If you are going to use the drone for photography or videography, then check if a memory card is provided. High definition cameras require the use of a certain class of memory cards as they have to write large amounts of data at high speeds. If your rental contract includes a memory card, then make sure it is in there along with all the other equipment.
If you have ordered any accessories with your drone, then check if all of the items are in the package. Basically, the whole idea is to verify if everything that was supposed to be included along with the drone equipment is there. If anything is not functional or damaged, then immediately inform the drone rental company as soon as you discover the problem.

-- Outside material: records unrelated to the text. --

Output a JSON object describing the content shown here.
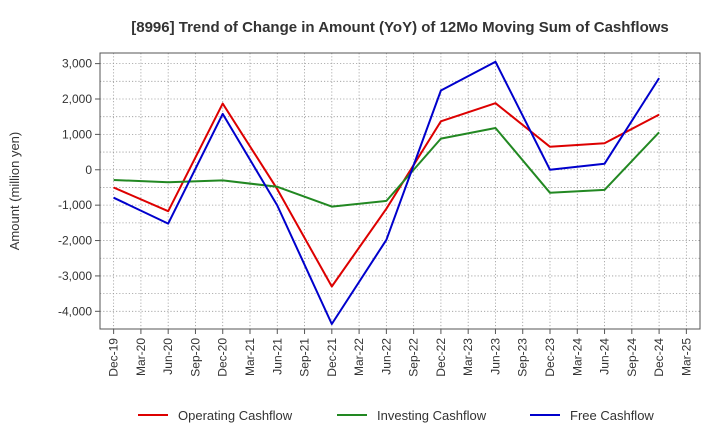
{
  "chart_data": {
    "type": "line",
    "title": "[8996]  Trend of Change in Amount (YoY) of 12Mo Moving Sum of Cashflows",
    "xlabel": "",
    "ylabel": "Amount (million yen)",
    "categories": [
      "Dec-19",
      "Mar-20",
      "Jun-20",
      "Sep-20",
      "Dec-20",
      "Mar-21",
      "Jun-21",
      "Sep-21",
      "Dec-21",
      "Mar-22",
      "Jun-22",
      "Sep-22",
      "Dec-22",
      "Mar-23",
      "Jun-23",
      "Sep-23",
      "Dec-23",
      "Mar-24",
      "Jun-24",
      "Sep-24",
      "Dec-24",
      "Mar-25"
    ],
    "ylim": [
      -4500,
      3300
    ],
    "yticks": [
      3000,
      2000,
      1000,
      0,
      -1000,
      -2000,
      -3000,
      -4000
    ],
    "ytick_labels": [
      "3,000",
      "2,000",
      "1,000",
      "0",
      "-1,000",
      "-2,000",
      "-3,000",
      "-4,000"
    ],
    "grid": true,
    "legend_position": "bottom",
    "series": [
      {
        "name": "Operating Cashflow",
        "color": "#dd0000",
        "points": [
          [
            0,
            -500
          ],
          [
            2,
            -1170
          ],
          [
            4,
            1870
          ],
          [
            6,
            -550
          ],
          [
            8,
            -3300
          ],
          [
            10,
            -1100
          ],
          [
            12,
            1370
          ],
          [
            14,
            1880
          ],
          [
            16,
            650
          ],
          [
            18,
            750
          ],
          [
            20,
            1560
          ]
        ]
      },
      {
        "name": "Investing Cashflow",
        "color": "#228822",
        "points": [
          [
            0,
            -290
          ],
          [
            2,
            -350
          ],
          [
            4,
            -300
          ],
          [
            6,
            -480
          ],
          [
            8,
            -1040
          ],
          [
            10,
            -880
          ],
          [
            12,
            880
          ],
          [
            14,
            1180
          ],
          [
            16,
            -650
          ],
          [
            18,
            -570
          ],
          [
            20,
            1060
          ]
        ]
      },
      {
        "name": "Free Cashflow",
        "color": "#0000cc",
        "points": [
          [
            0,
            -790
          ],
          [
            2,
            -1520
          ],
          [
            4,
            1580
          ],
          [
            6,
            -1010
          ],
          [
            8,
            -4360
          ],
          [
            10,
            -1980
          ],
          [
            12,
            2240
          ],
          [
            14,
            3050
          ],
          [
            16,
            0
          ],
          [
            18,
            170
          ],
          [
            20,
            2590
          ]
        ]
      }
    ]
  }
}
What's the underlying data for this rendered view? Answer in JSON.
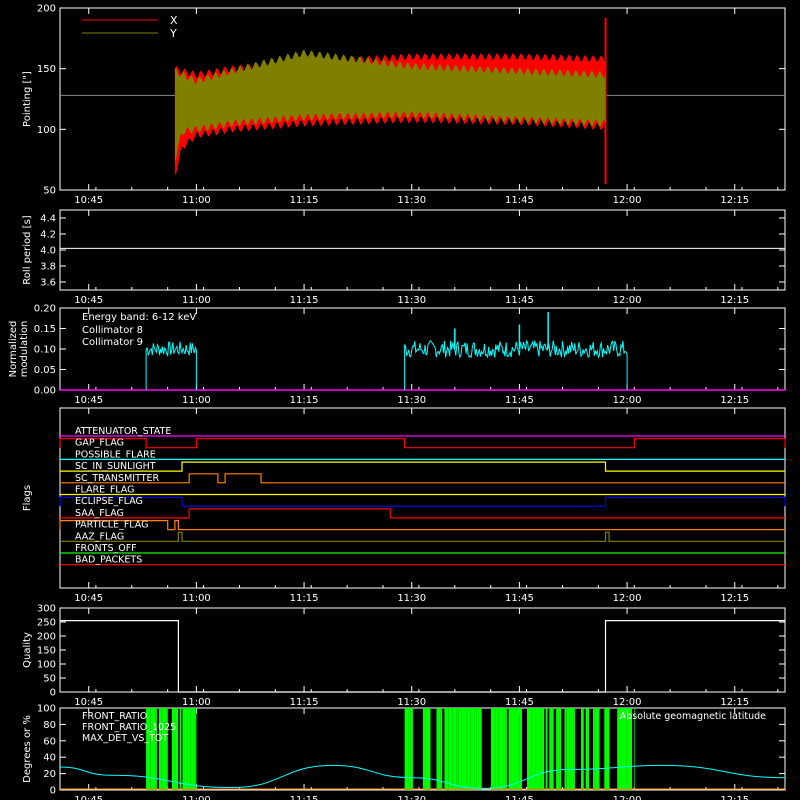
{
  "x_ticks": [
    "10:45",
    "11:00",
    "11:15",
    "11:30",
    "11:45",
    "12:00",
    "12:15"
  ],
  "chart_data": [
    {
      "type": "line",
      "ylabel": "Pointing [\"]",
      "ylim": [
        50,
        200
      ],
      "yticks": [
        "50",
        "100",
        "150",
        "200"
      ],
      "legend": [
        {
          "name": "X",
          "color": "#ff0000"
        },
        {
          "name": "Y",
          "color": "#808000"
        }
      ],
      "reference_level": 128,
      "series": [
        {
          "name": "X",
          "color": "#ff0000",
          "band": {
            "x": [
              "10:57",
              "10:58",
              "11:00",
              "11:05",
              "11:15",
              "11:30",
              "11:45",
              "11:57"
            ],
            "upper": [
              150,
              148,
              145,
              150,
              155,
              160,
              160,
              158
            ],
            "lower": [
              62,
              85,
              95,
              100,
              105,
              108,
              106,
              102
            ]
          },
          "spike": {
            "x": "11:57",
            "max": 192,
            "min": 55
          }
        },
        {
          "name": "Y",
          "color": "#808000",
          "band": {
            "x": [
              "10:57",
              "10:58",
              "11:00",
              "11:05",
              "11:15",
              "11:30",
              "11:45",
              "11:57"
            ],
            "upper": [
              148,
              145,
              140,
              148,
              163,
              152,
              148,
              145
            ],
            "lower": [
              75,
              98,
              100,
              105,
              110,
              112,
              108,
              105
            ]
          }
        }
      ]
    },
    {
      "type": "line",
      "ylabel": "Roll period [s]",
      "ylim": [
        3.5,
        4.5
      ],
      "yticks": [
        "3.6",
        "3.8",
        "4.0",
        "4.2",
        "4.4"
      ],
      "series": [
        {
          "x": [
            "10:41",
            "12:22"
          ],
          "y": [
            4.02,
            4.02
          ],
          "color": "#ffffff"
        }
      ]
    },
    {
      "type": "line",
      "ylabel": "Normalized modulation",
      "ylabel_lines": [
        "Normalized",
        "modulation"
      ],
      "ylim": [
        0,
        0.2
      ],
      "yticks": [
        "0.00",
        "0.05",
        "0.10",
        "0.15",
        "0.20"
      ],
      "legend_title": "Energy band: 6-12 keV",
      "legend": [
        {
          "name": "Collimator 8",
          "color": "#00ffff"
        },
        {
          "name": "Collimator 9",
          "color": "#ff00ff"
        }
      ],
      "series": [
        {
          "name": "Collimator 8",
          "color": "#00ffff",
          "segments": [
            {
              "start": "10:53",
              "end": "11:00",
              "mean": 0.1,
              "spread": 0.03
            },
            {
              "start": "11:29",
              "end": "12:00",
              "mean": 0.1,
              "spread": 0.035
            }
          ],
          "peaks": [
            {
              "x": "11:49",
              "y": 0.19
            },
            {
              "x": "11:45",
              "y": 0.16
            },
            {
              "x": "11:36",
              "y": 0.15
            }
          ]
        },
        {
          "name": "Collimator 9",
          "color": "#ff00ff",
          "level": 0.0
        }
      ]
    },
    {
      "type": "line",
      "ylabel": "Flags",
      "flags": [
        {
          "name": "ATTENUATOR_STATE",
          "color": "#ff00ff",
          "high": []
        },
        {
          "name": "GAP_FLAG",
          "color": "#ff0000",
          "high": [
            [
              "10:41",
              "10:53"
            ],
            [
              "11:00",
              "11:29"
            ],
            [
              "12:01",
              "12:22"
            ]
          ]
        },
        {
          "name": "POSSIBLE_FLARE",
          "color": "#00ffff",
          "high": []
        },
        {
          "name": "SC_IN_SUNLIGHT",
          "color": "#ffff00",
          "high": [
            [
              "10:58",
              "11:57"
            ]
          ]
        },
        {
          "name": "SC_TRANSMITTER",
          "color": "#ff8000",
          "high": [
            [
              "10:59",
              "11:03"
            ],
            [
              "11:04",
              "11:09"
            ]
          ]
        },
        {
          "name": "FLARE_FLAG",
          "color": "#ffff00",
          "high": []
        },
        {
          "name": "ECLIPSE_FLAG",
          "color": "#0000ff",
          "high": [
            [
              "10:41",
              "10:58"
            ],
            [
              "11:57",
              "12:22"
            ]
          ]
        },
        {
          "name": "SAA_FLAG",
          "color": "#ff0000",
          "high": [
            [
              "10:59",
              "11:27"
            ]
          ]
        },
        {
          "name": "PARTICLE_FLAG",
          "color": "#ff8000",
          "high": [
            [
              "10:41",
              "10:56"
            ],
            [
              "10:57",
              "10:57.5"
            ]
          ]
        },
        {
          "name": "AAZ_FLAG",
          "color": "#808000",
          "high": [
            [
              "10:57.5",
              "10:58"
            ],
            [
              "11:57",
              "11:57.5"
            ]
          ]
        },
        {
          "name": "FRONTS_OFF",
          "color": "#00ff00",
          "high": []
        },
        {
          "name": "BAD_PACKETS",
          "color": "#ff0000",
          "high": []
        }
      ]
    },
    {
      "type": "line",
      "ylabel": "Quality",
      "ylim": [
        0,
        300
      ],
      "yticks": [
        "0",
        "50",
        "100",
        "150",
        "200",
        "250",
        "300"
      ],
      "series": [
        {
          "color": "#ffffff",
          "x": [
            "10:41",
            "10:57.5",
            "10:57.5",
            "11:57",
            "11:57",
            "12:22"
          ],
          "y": [
            255,
            255,
            0,
            0,
            255,
            255
          ]
        }
      ]
    },
    {
      "type": "line",
      "ylabel": "Degrees or %",
      "ylim": [
        0,
        100
      ],
      "yticks": [
        "0",
        "20",
        "40",
        "60",
        "80",
        "100"
      ],
      "legend": [
        {
          "name": "FRONT_RATIO",
          "color": "#ffff00"
        },
        {
          "name": "FRONT_RATIO_1025",
          "color": "#00ff00"
        },
        {
          "name": "MAX_DET_VS_TOT",
          "color": "#ff8000"
        }
      ],
      "legend_right": {
        "name": "Absolute geomagnetic latitude",
        "color": "#00ffff"
      },
      "series": [
        {
          "name": "FRONT_RATIO_1025",
          "color": "#00ff00",
          "bursts": [
            [
              "10:53",
              "11:00"
            ],
            [
              "11:29",
              "12:01"
            ]
          ]
        },
        {
          "name": "Absolute geomagnetic latitude",
          "color": "#00ffff",
          "curve": {
            "x": [
              "10:41",
              "10:48",
              "11:05",
              "11:19",
              "11:30",
              "11:40",
              "11:52",
              "12:05",
              "12:22"
            ],
            "y": [
              28,
              18,
              3,
              30,
              15,
              2,
              25,
              30,
              15
            ]
          }
        }
      ]
    }
  ]
}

You may also hire a drone pilot if you want a professional result unless you are adept at handling the drone. You can find drone pilots in your local area by running a google search or you can use websites like hireuavpro.com and find someone who is skilled at operating a drone and looking for work.
Returning the equipment
Once you are done using the drone, you will either have to ship it back or drop it off at a physical location somewhere close to your own location. Shipping the equipment back is either done through the return shipping label which the rental company may have already provided you or you would have to pay the shipping charges for the return. The details depend on the rental company’s terms and conditions.
Some other things to keep in mind
So you have selected your drone, found the right rental company, and have received that exciting shipment. You are ready to fly that drone. But before you go and do that, remember the following points:
- Be about 5 miles away from all airports. You do not want to be in the news as the person who shut down the airport for a few hours because of unauthorized drone flying.
- Do not make the drone go too high. Be within 400 feet from the ground and stay within that limit.
- Do not fly over other people you don’t know without their permission. It does not take long for someone to become paranoid and sue you for feeling threatened or upset because their privacy was compromised.
- Do not fly over government facilities, or else the police might just show up at your doorstep.
- Do not fly over crime scenes or natural disaster areas like a forest fire. It would be unsafe to do so.
- Try not to fly over other people’s private property.
- Do not land in wet grass or mud.
- If the police do show up or if you do get into trouble, keep your calm and be polite.